Himself having “canceled” the idea of ever writing another work of fiction again gives way to wondering what his next essay collection might be about–dare one predict a compendium on the worsening of subsequent generations? For the question now is: What will Easton Ellis have to say about Generation Z? For fuck’s sake, it better be at least as damning and unimpressed as whatever actor he keeps referring to in the book that didn’t actually really like Easton Ellis so much as wanted a part in whatever movie project he was working on that any millennial could have made were they, too, coasting on the luck of a manuscript miraculously published before the oversaturation of middleground competition. Don’t feel too bad for BEE being rejected by this actor though, for there’s a certain “dark David Sedaris” quality to the way in which he’s constantly referencing his millennial boyfriend, who may or may not stay with him after this lashing.

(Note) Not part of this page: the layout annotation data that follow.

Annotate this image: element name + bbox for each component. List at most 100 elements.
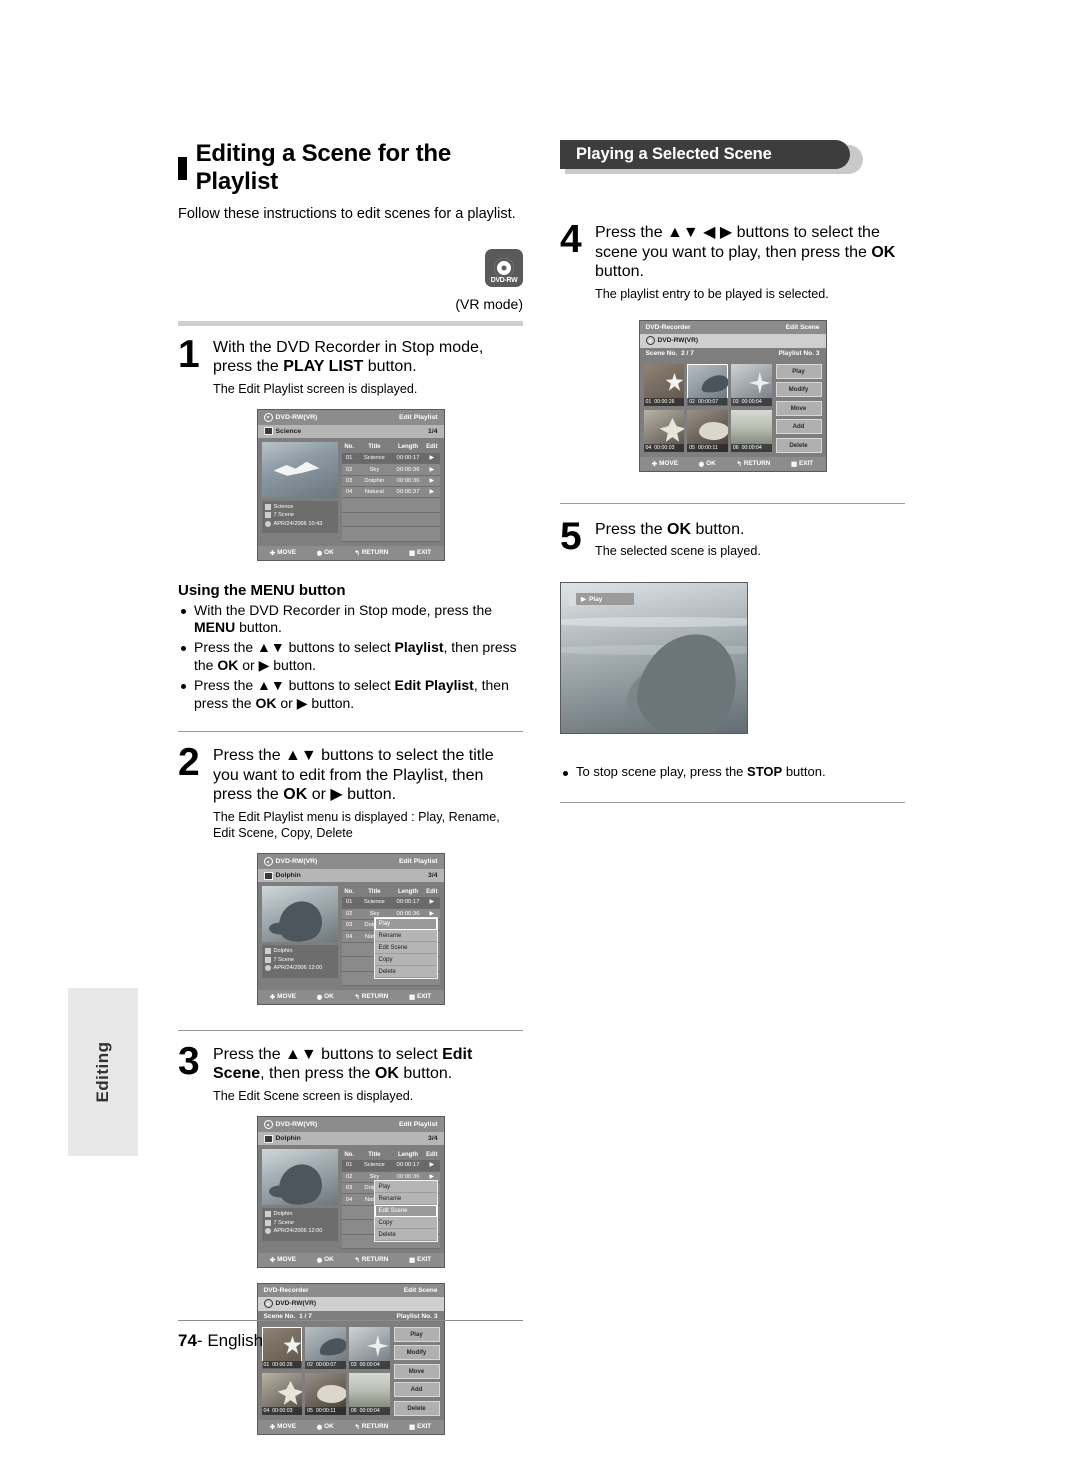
ok-button-ref: OK [871,243,896,261]
ok-button-ref: OK [283,786,308,804]
screenshot-1-wrap: DVD-RW(VR) Edit Playlist Science 1/4 Sci… [178,408,523,566]
scene-thumb[interactable]: 04 00:00:03 [261,1372,303,1415]
list-item: With the DVD Recorder in Stop mode, pres… [178,602,523,638]
disc-icon [263,857,273,867]
list-item: Press the ▲▼ buttons to select Playlist,… [178,639,523,675]
return-hint: ↰ RETURN [354,993,389,1001]
ok-hint: ◉ OK [316,1423,334,1431]
context-menu: Play Rename Edit Scene Copy Delete [373,917,438,980]
title-icon [263,1134,273,1143]
page-number-value: 74 [178,1331,197,1350]
move-button[interactable]: Move [393,1363,440,1379]
menu-item-play[interactable]: Play [374,1181,437,1194]
screen2-titlebar: DVD-RW(VR) Edit Playlist [257,854,444,870]
scene-thumb[interactable]: 02 00:00:07 [687,363,728,406]
page-footer: 74- English [178,1320,523,1351]
screen4-disc-label: DVD-RW(VR) [275,1300,317,1308]
menu-item-delete[interactable]: Delete [374,966,437,979]
menu-item-copy[interactable]: Copy [374,1217,437,1230]
divider [560,502,905,504]
disc-ring-icon [494,257,514,278]
move-button[interactable]: Move [775,400,822,416]
table-row[interactable]: 02 Sky 00:00:36 ▶ [341,463,440,476]
screen1-meta-title: Science [273,503,294,510]
screenshot-3-wrap: DVD-RW(VR) Edit Playlist Dolphin 3/4 Dol… [178,1116,523,1273]
table-row[interactable]: 01 Science 00:00:17 ▶ [341,897,440,909]
screen2-sub-label: Dolphin [275,872,301,880]
step-2-text: Press the ▲▼ buttons to select the title… [213,747,494,804]
menu-item-play[interactable]: Play [374,918,437,931]
return-hint: ↰ RETURN [736,460,771,468]
screen1-body: Science 7 Scene APR/24/2006 10:43 No. Ti… [257,437,444,546]
modify-button[interactable]: Modify [775,382,822,398]
menu-item-delete[interactable]: Delete [374,1229,437,1242]
screen3-body: Dolphin 7 Scene APR/24/2006 12:00 No. Ti… [257,1145,444,1253]
scene-thumb[interactable]: 03 00:00:04 [730,363,772,406]
using-menu-title: Using the MENU button [178,581,346,599]
title-meta-icon [264,948,271,955]
screen2-meta-date: APR/24/2006 12:00 [273,965,323,972]
table-header-row: No. Title Length Edit [341,1149,440,1161]
page-language: English [207,1331,264,1350]
play-osd: ▶ Play [569,592,635,606]
clock-meta-icon [264,520,271,527]
add-button[interactable]: Add [393,1382,440,1398]
scene-thumb[interactable]: 05 00:00:11 [687,409,728,452]
context-menu: Play Rename Edit Scene Copy Delete [373,1180,438,1243]
screen3-meta-scenes: 7 Scene [273,1219,295,1226]
scene-thumb[interactable]: 06 00:00:04 [348,1372,390,1415]
screen2-meta: Dolphin 7 Scene APR/24/2006 12:00 [261,945,338,978]
edit-playlist-ref: Edit Playlist [394,677,474,694]
screen3-disc-label: DVD-RW(VR) [275,1121,318,1129]
col-edit: Edit [424,441,440,453]
step-1-text: With the DVD Recorder in Stop mode, pres… [213,338,523,377]
step-4-number: 4 [560,218,582,261]
screen1-list-pane: No. Title Length Edit 01 Science 00:00:1… [341,441,440,542]
screen-edit-playlist-1: DVD-RW(VR) Edit Playlist Science 1/4 Sci… [256,408,445,561]
scene-thumb[interactable]: 06 00:00:04 [730,409,772,452]
scene-thumb[interactable]: 05 00:00:11 [305,1372,346,1415]
menu-item-rename[interactable]: Rename [374,930,437,943]
step-4-note: The playlist entry to be played is selec… [595,286,829,301]
table-row[interactable]: 04 Natural 00:00:37 ▶ [341,486,440,499]
menu-item-copy[interactable]: Copy [374,954,437,967]
menu-item-edit-scene[interactable]: Edit Scene [374,1205,437,1218]
screen1-title: Edit Playlist [398,413,438,421]
ok-button-ref: OK [217,657,239,674]
table-row-empty [341,497,440,513]
move-hint: ✚ MOVE [269,549,296,557]
menu-item-rename[interactable]: Rename [374,1193,437,1206]
screen3-footerbar: ✚ MOVE ◉ OK ↰ RETURN ▦ EXIT [257,1252,444,1267]
screen4-discbar: DVD-RW(VR) [257,1296,444,1311]
screen5-titlebar: DVD-Recorder Edit Scene [639,320,826,334]
step-5-text: Press the OK button. [595,520,745,538]
step-4: 4 Press the ▲▼ ◀ ▶ buttons to select the… [560,218,905,302]
menu-item-edit-scene[interactable]: Edit Scene [374,942,437,955]
screen1-meta-scenes: 7 Scene [273,512,295,519]
screen2-preview-thumbnail [261,886,338,943]
play-button[interactable]: Play [775,363,822,379]
stop-note-list: To stop scene play, press the STOP butto… [560,764,905,781]
screen-playing-scene: ▶ Play [560,581,748,734]
delete-button[interactable]: Delete [393,1400,440,1416]
play-list-button-ref: PLAY LIST [283,358,364,376]
add-button[interactable]: Add [775,419,822,435]
delete-button[interactable]: Delete [775,437,822,453]
screen3-titlebar: DVD-RW(VR) Edit Playlist [257,1117,444,1133]
screen1-index: 1/4 [428,427,438,435]
step-5-number: 5 [560,514,582,558]
exit-hint: ▦ EXIT [408,1256,432,1264]
screen2-preview-pane: Dolphin 7 Scene APR/24/2006 12:00 [261,886,338,986]
disc-icon [263,1120,273,1130]
play-icon: ▶ [581,596,586,604]
using-menu-list: With the DVD Recorder in Stop mode, pres… [178,602,523,713]
step-3-number: 3 [178,1039,200,1083]
scene-thumb[interactable]: 04 00:00:03 [643,409,685,452]
table-row[interactable]: 01 Science 00:00:17 ▶ [341,1160,440,1172]
table-header-row: No. Title Length Edit [341,886,440,898]
col-no: No. [341,441,357,453]
table-row[interactable]: 01 Science 00:00:17 ▶ [341,452,440,465]
page-number: 74- English [178,1331,264,1350]
scene-thumb[interactable]: 01 00:00:26 [643,363,685,406]
table-row[interactable]: 03 Dolphin 00:00:36 ▶ [341,475,440,488]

At the beginning of the book, Easton Ellis wields a quote from Janet Malcolm that asserts, “Hypocrisy is the grease that keeps society functioning in an agreeable way.” Reading what follows is almost like Easton Ellis trolling millennials by himself engaging in some of that hypocrisy, for, despite all his attempts at appearing “hardened” and “well-adjusted,” he’s clearly just a teddy bear still suffering. Yet he is convinced that millennials are the ones who have taken more poetic Gen X suffering to new heights as he ruminates, “It seems people no longer want to learn from past traumas by navigating through them and examining them in their context, by striving to understand them, break them down, put them to rest and move on. To do this can be complicated and takes a lot of effort, but you would think someone in that much pain would try to figure out how to lessen it, however great the cost, instead of flinging it at others expecting them to automatically sympathize with you and not recoil with irritation and disgust.” Of course, BEE is obviously flinging his own pain and proverbial “beef” with the world at us, harkening back to that intro quote about hypocrisy. But like Sean Bateman said, “Rock n’ roll. Deal with it.”